I can try to split the patch into two steps. Let's see how this works out. But I wouldn't mind if we go with this version :)

o once you have only a conversion from old wait to new swait you can
inspect the delta and try to write SmPL grammar to see if you can
generalize the change, so grammar can do the change for other
use cases. Of course, you'd need first to look for the IRQ context,
and I wonder if that's possible. If there are however generic
benefits of swait over old wait when complete_all() is used (is
live patching one?) then this will be very handy.

From my attempts to figure out the execution context with SmPL I fear that is rather hard to achieve because you need to create a call graph and track the state.

So here the
attempt to reduce the number of complete_all() calls where possible.

OK so this is the real motivation.

Yes, this is more ore less a clean up work :)

I have left this argument out in the commit message because I was told '-rt'
arguments don't count for inclusion.

Sure, but I appreciate this explanation, thanks for that !

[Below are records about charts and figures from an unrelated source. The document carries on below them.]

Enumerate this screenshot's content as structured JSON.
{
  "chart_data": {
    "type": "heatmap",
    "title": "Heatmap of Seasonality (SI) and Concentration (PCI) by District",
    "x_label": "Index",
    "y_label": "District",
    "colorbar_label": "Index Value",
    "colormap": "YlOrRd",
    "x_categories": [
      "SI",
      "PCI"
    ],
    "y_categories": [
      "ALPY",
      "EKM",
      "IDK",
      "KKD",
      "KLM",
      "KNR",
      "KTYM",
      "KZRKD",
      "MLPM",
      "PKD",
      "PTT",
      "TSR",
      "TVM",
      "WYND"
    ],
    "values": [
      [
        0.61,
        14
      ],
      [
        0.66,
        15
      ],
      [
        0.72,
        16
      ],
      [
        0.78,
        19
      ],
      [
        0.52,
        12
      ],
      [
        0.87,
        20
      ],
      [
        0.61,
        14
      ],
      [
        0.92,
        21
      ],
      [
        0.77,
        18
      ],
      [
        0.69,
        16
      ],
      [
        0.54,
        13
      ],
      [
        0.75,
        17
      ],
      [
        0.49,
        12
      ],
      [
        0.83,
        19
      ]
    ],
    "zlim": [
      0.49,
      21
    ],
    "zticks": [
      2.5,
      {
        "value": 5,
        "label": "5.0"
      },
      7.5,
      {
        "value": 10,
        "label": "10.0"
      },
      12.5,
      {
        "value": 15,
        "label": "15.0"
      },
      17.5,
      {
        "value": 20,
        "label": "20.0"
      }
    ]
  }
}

Can you provide a set of commits accepted upstream or on linux-next
where such conversion has been done and accepted as well elsewhere
in the kernel ?

Not so far. I have started to send out patches last week. It seems most
people are enjoying holiday.

https://lkml.org/lkml/2016/8/4/264
https://patchwork.kernel.org/project/linux-amlogic/list/?submitter=47731

OK thanks do we have a kselftest for swait ?

No. A quick grep didn't show any test for wait either. I should still have some test code around for swait while hacking on it. I'll add it to my todo list if you think that is a worthwhile exercise.